I don’t know how effective it was, but I had a lot of fun playing in my fort. And I was frankly delighted that Ambrose joined me; I wasn’t sure if he was too much of a  grown up to play in a beach fort. We had some mishaps trying to get the tarp secured sufficiently. A log log nearly fell on me after our first attempt, so there was some incentive to fix it up. 

It helped a bit with the sun, but I think I got more out of it from the fun. 

It was nice that we got there so early, because that meant we got our choice of spots. As the day wore on, more and more people arrived, claiming spots to the north and south of our site. There was a group of young people to the south of us who had some fun building their own driftwood structure. We could hear them talking sometimes, but they weren’t excessively loud. All the neighbors were good neighbors. 

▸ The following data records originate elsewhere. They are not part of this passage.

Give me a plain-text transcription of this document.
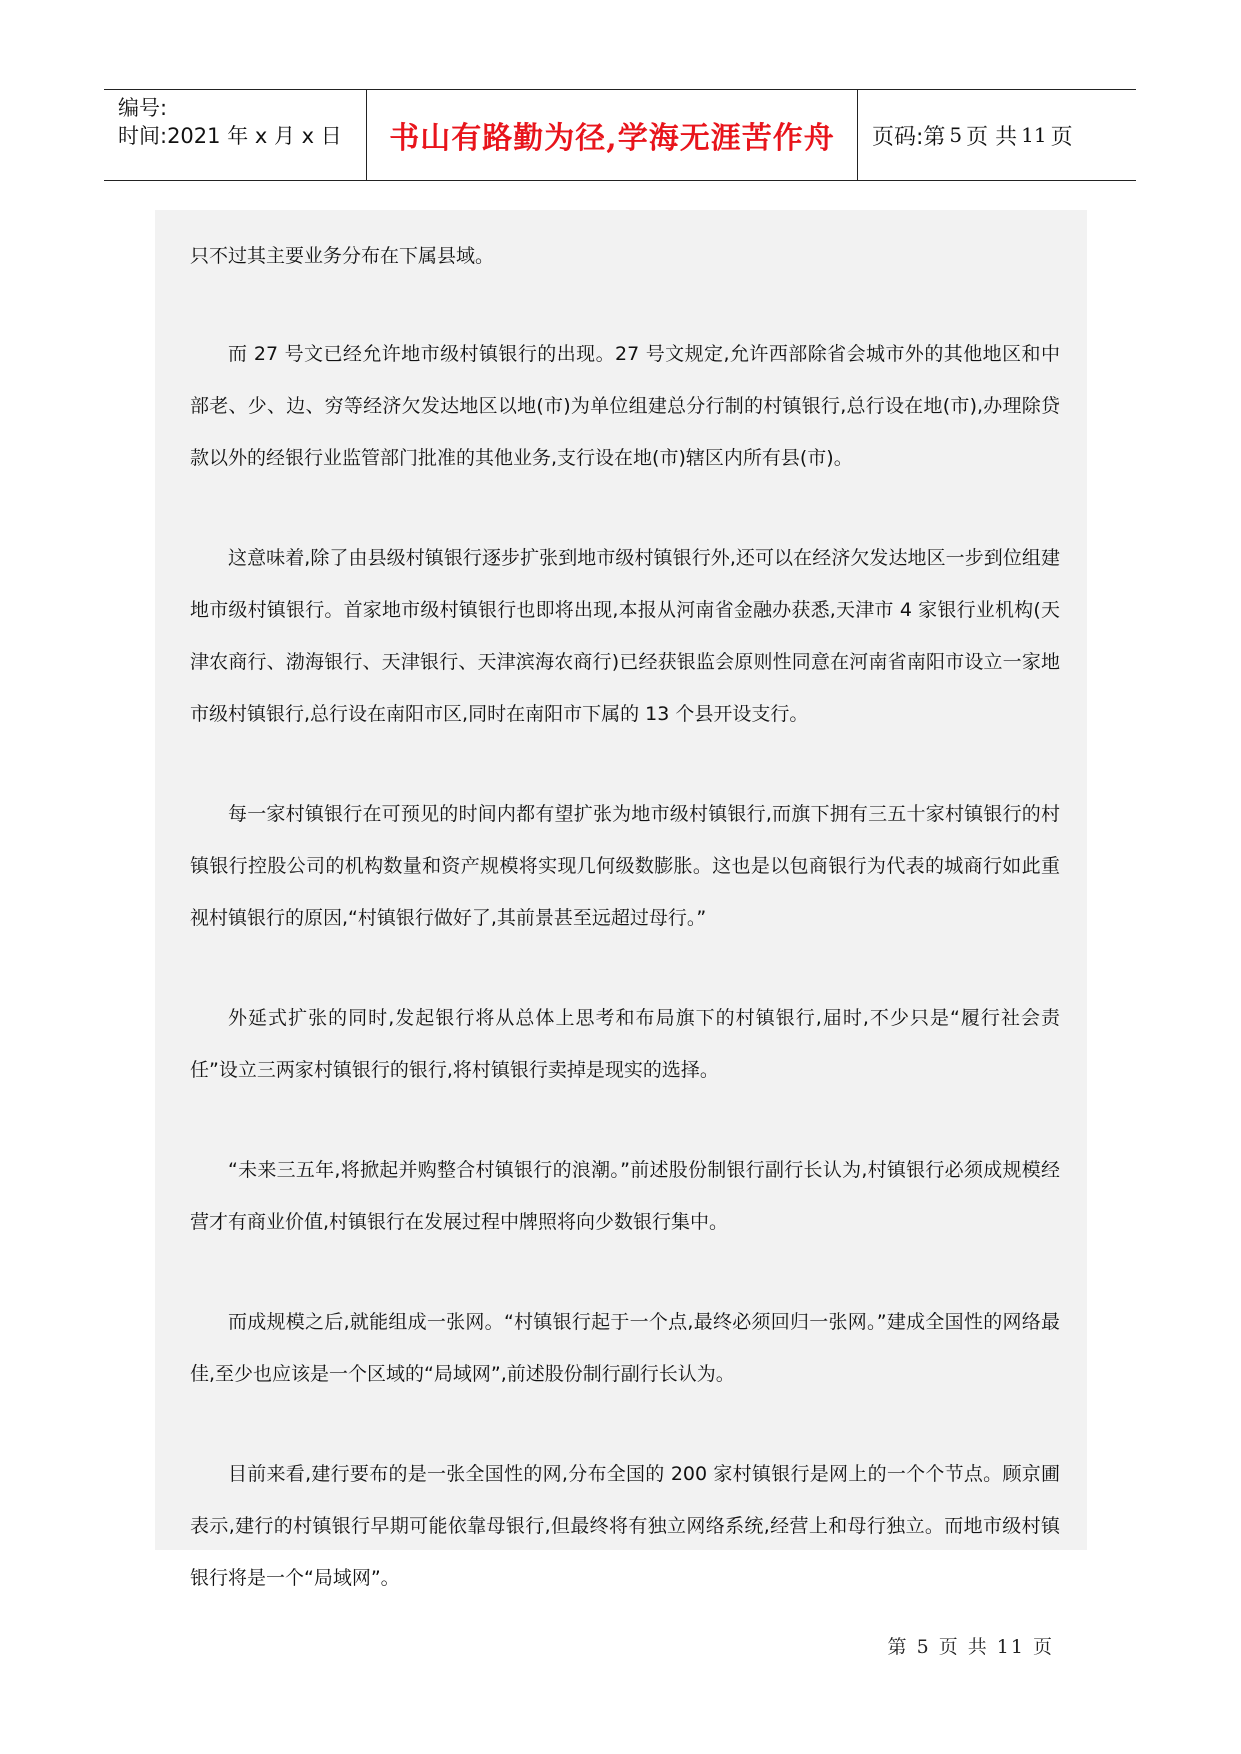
编号:
时间:2021 年 x 月 x 日	书山有路勤为径,学海无涯苦作舟 页码:第 5 页 共 11 页

只不过其主要业务分布在下属县域。

而 27 号文已经允许地市级村镇银行的出现。27 号文规定,允许西部除省会城市外的其他地区和中部老、少、边、穷等经济欠发达地区以地(市)为单位组建总分行制的村镇银行,总行设在地(市),办理除贷款以外的经银行业监管部门批准的其他业务,支行设在地(市)辖区内所有县(市)。

这意味着,除了由县级村镇银行逐步扩张到地市级村镇银行外,还可以在经济欠发达地区一步到位组建地市级村镇银行。首家地市级村镇银行也即将出现,本报从河南省金融办获悉,天津市 4 家银行业机构(天津农商行、渤海银行、天津银行、天津滨海农商行)已经获银监会原则性同意在河南省南阳市设立一家地市级村镇银行,总行设在南阳市区,同时在南阳市下属的 13 个县开设支行。

每一家村镇银行在可预见的时间内都有望扩张为地市级村镇银行,而旗下拥有三五十家村镇银行的村镇银行控股公司的机构数量和资产规模将实现几何级数膨胀。这也是以包商银行为代表的城商行如此重视村镇银行的原因,“村镇银行做好了,其前景甚至远超过母行。”

外延式扩张的同时,发起银行将从总体上思考和布局旗下的村镇银行,届时,不少只是“履行社会责任”设立三两家村镇银行的银行,将村镇银行卖掉是现实的选择。

“未来三五年,将掀起并购整合村镇银行的浪潮。”前述股份制银行副行长认为,村镇银行必须成规模经营才有商业价值,村镇银行在发展过程中牌照将向少数银行集中。

而成规模之后,就能组成一张网。“村镇银行起于一个点,最终必须回归一张网。”建成全国性的网络最佳,至少也应该是一个区域的“局域网”,前述股份制行副行长认为。

目前来看,建行要布的是一张全国性的网,分布全国的 200 家村镇银行是网上的一个个节点。顾京圃表示,建行的村镇银行早期可能依靠母银行,但最终将有独立网络系统,经营上和母行独立。而地市级村镇银行将是一个“局域网”。

第 5 页 共 11 页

I was all too aware that our days on the coast were numbered. That we were headed back to the car in just a couple short days. Sure, there were advantages to getting off the coast, like taking a shower and putting on clean clothes, but there was a part of me that would have been more content to stay on the coast, resupplying and then heading right back out… 

The sun eventually slipped low enough on the horizon that we could flee to our now-shadowed tent. As the evening wore on, clouds materialized overhead, and a fine mizzle began to coat everything.